Though they do say that race conditions are purely mitigated by discipline at design time, but then mention race conditions found via static analysis:
> Maria Christakis and Konstantinos Sagonas built a static race detector for Erlang and integrated it into Dialyzer, Erlang’s standard static analysis tool. They ran it against OTP’s own libraries, which are heavily tested and widely deployed.
> They found previously unknown race conditions. Not in obscure corners of the codebase. Not in exotic edge cases. In the kind of code that every Erlang application depends on, code that had been running in production for years.
I imagine that the 4th issue of protocol violation could possibly be mitigated by a typesafe abstracted language like Gleam (or Elixir when types are fully implemented)
WJW 1 hours ago [-]
> They found previously unknown race conditions. Not in obscure corners of the codebase. Not in exotic edge cases. In the kind of code that every Erlang application depends on, code that had been running in production for years.

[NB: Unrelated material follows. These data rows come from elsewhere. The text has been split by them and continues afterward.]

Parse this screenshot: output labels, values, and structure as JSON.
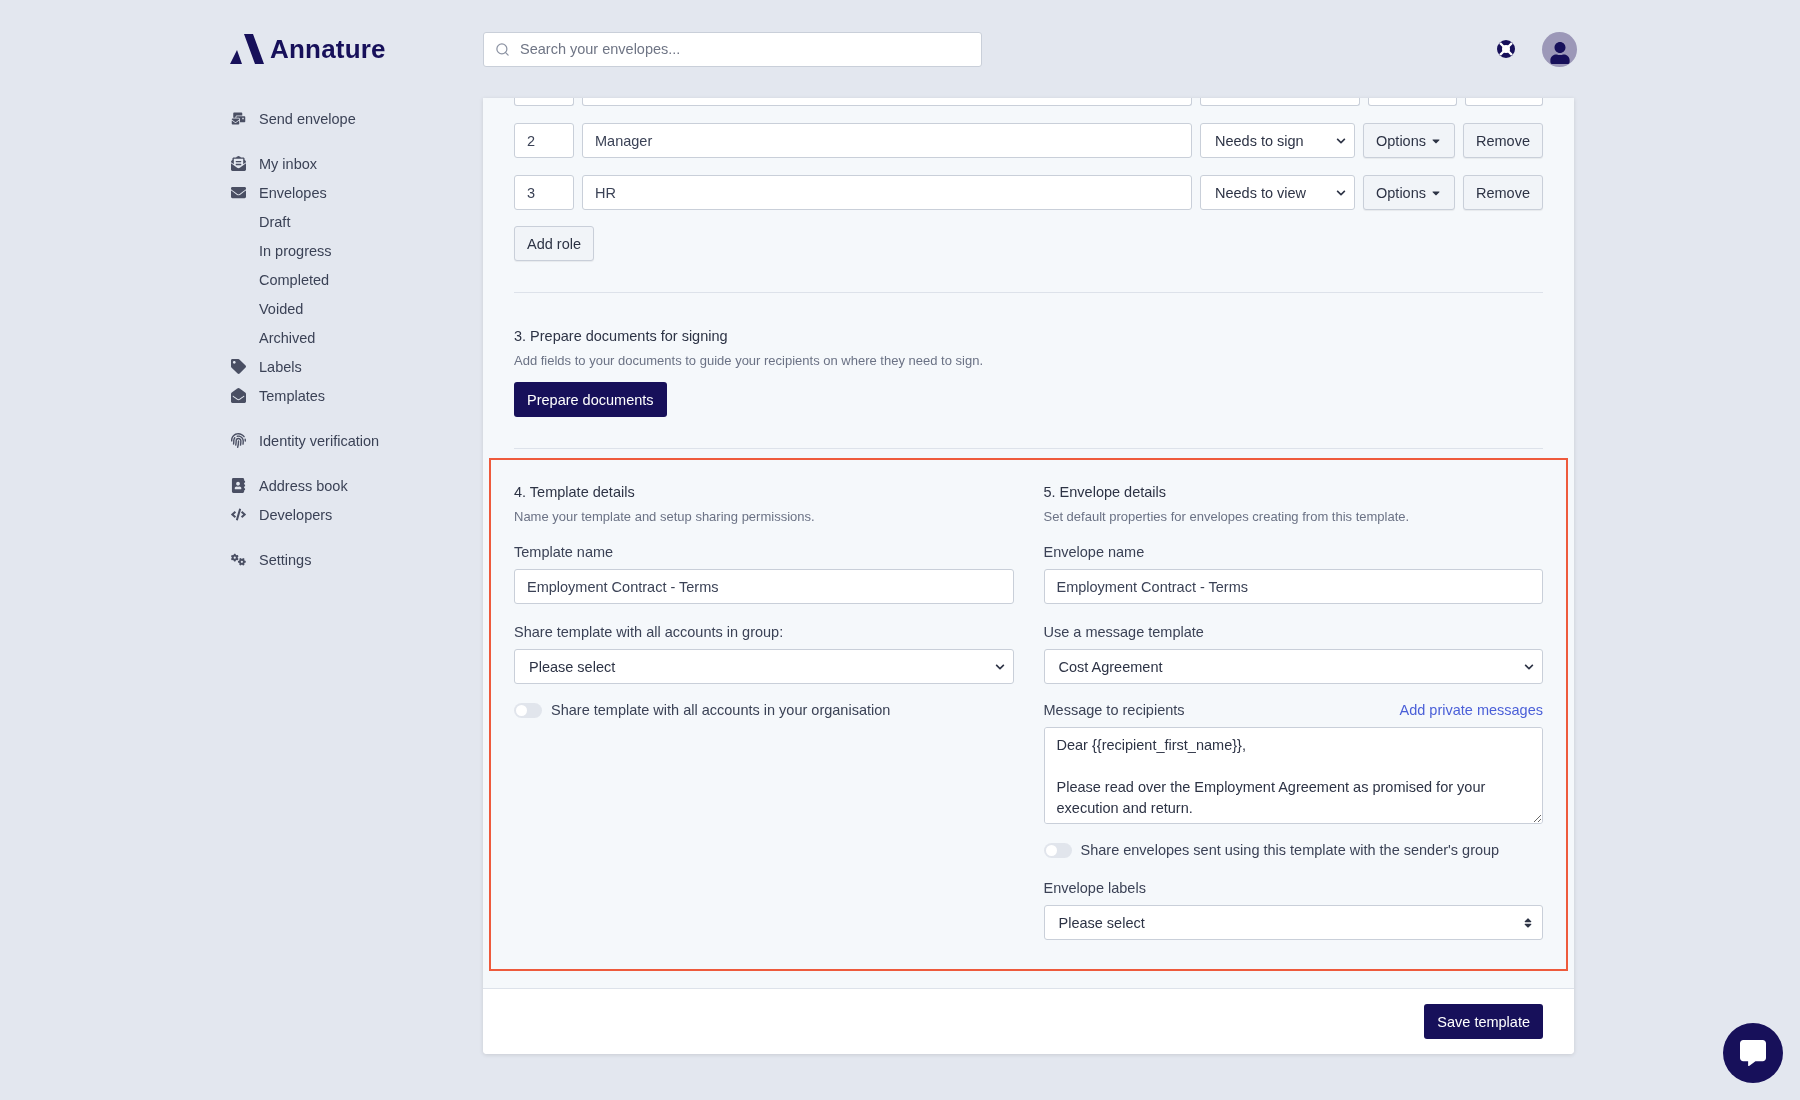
{
  "brand": {
    "name": "Annature"
  },
  "search": {
    "placeholder": "Search your envelopes..."
  },
  "sidebar": {
    "groups": [
      [
        {
          "label": "Send envelope",
          "selected": false
        }
      ],
      [
        {
          "label": "My inbox",
          "selected": false
        },
        {
          "label": "Envelopes",
          "selected": false,
          "children": [
            {
              "label": "Draft",
              "selected": false
            },
            {
              "label": "In progress",
              "selected": false
            },
            {
              "label": "Completed",
              "selected": false
            },
            {
              "label": "Voided",
              "selected": false
            },
            {
              "label": "Archived",
              "selected": false
            }
          ]
        },
        {
          "label": "Labels",
          "selected": false
        },
        {
          "label": "Templates",
          "selected": false
        }
      ],
      [
        {
          "label": "Identity verification",
          "selected": false
        }
      ],
      [
        {
          "label": "Address book",
          "selected": false
        },
        {
          "label": "Developers",
          "selected": false
        }
      ],
      [
        {
          "label": "Settings",
          "selected": false
        }
      ]
    ]
  },
  "roles": [
    {
      "order": "2",
      "name": "Manager",
      "action": "Needs to sign",
      "options": "Options",
      "remove": "Remove"
    },
    {
      "order": "3",
      "name": "HR",
      "action": "Needs to view",
      "options": "Options",
      "remove": "Remove"
    }
  ],
  "add_role": "Add role",
  "prepare": {
    "title": "3. Prepare documents for signing",
    "description": "Add fields to your documents to guide your recipients on where they need to sign.",
    "button": "Prepare documents"
  },
  "template_details": {
    "title": "4. Template details",
    "description": "Name your template and setup sharing permissions.",
    "name_label": "Template name",
    "name_value": "Employment Contract - Terms",
    "group_label": "Share template with all accounts in group:",
    "group_value": "Please select",
    "org_toggle": {
      "label": "Share template with all accounts in your organisation",
      "on": false
    }
  },
  "envelope_details": {
    "title": "5. Envelope details",
    "description": "Set default properties for envelopes creating from this template.",
    "name_label": "Envelope name",
    "name_value": "Employment Contract - Terms",
    "message_template_label": "Use a message template",
    "message_template_value": "Cost Agreement",
    "message_label": "Message to recipients",
    "private_link": "Add private messages",
    "message_value": "Dear {{recipient_first_name}},\n\nPlease read over the Employment Agreement as promised for your execution and return.",
    "group_toggle": {
      "label": "Share envelopes sent using this template with the sender's group",
      "on": false
    },
    "labels_label": "Envelope labels",
    "labels_value": "Please select"
  },
  "save_button": "Save template"
}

If these race conditions are in code that has been in production for years and yet the race conditions are "previously unknown", that does suggest to me that it is in practice quite hard to trigger these race conditions. Bugs that happen regularly in prod (and maybe I'm biased, but especially bugs that happen to erlang systems in prod) tend to get fixed.
aeonfox 51 minutes ago [-]
True. And that the subtle bugs were then picked up by static analysis makes the safety proposition of Erlang even better.
> Bugs that happen regularly in prod
It depends on how regular and reproducible they are. Timing bugs are notoriously difficult to pin down. Pair that with let-it-crash philosophy, and it's maybe not worth tracking down. OTOH, Erlang has been used for critical systems for a very long time – plenty long enough for such bugs to be tracked down if they posed real problems in practice.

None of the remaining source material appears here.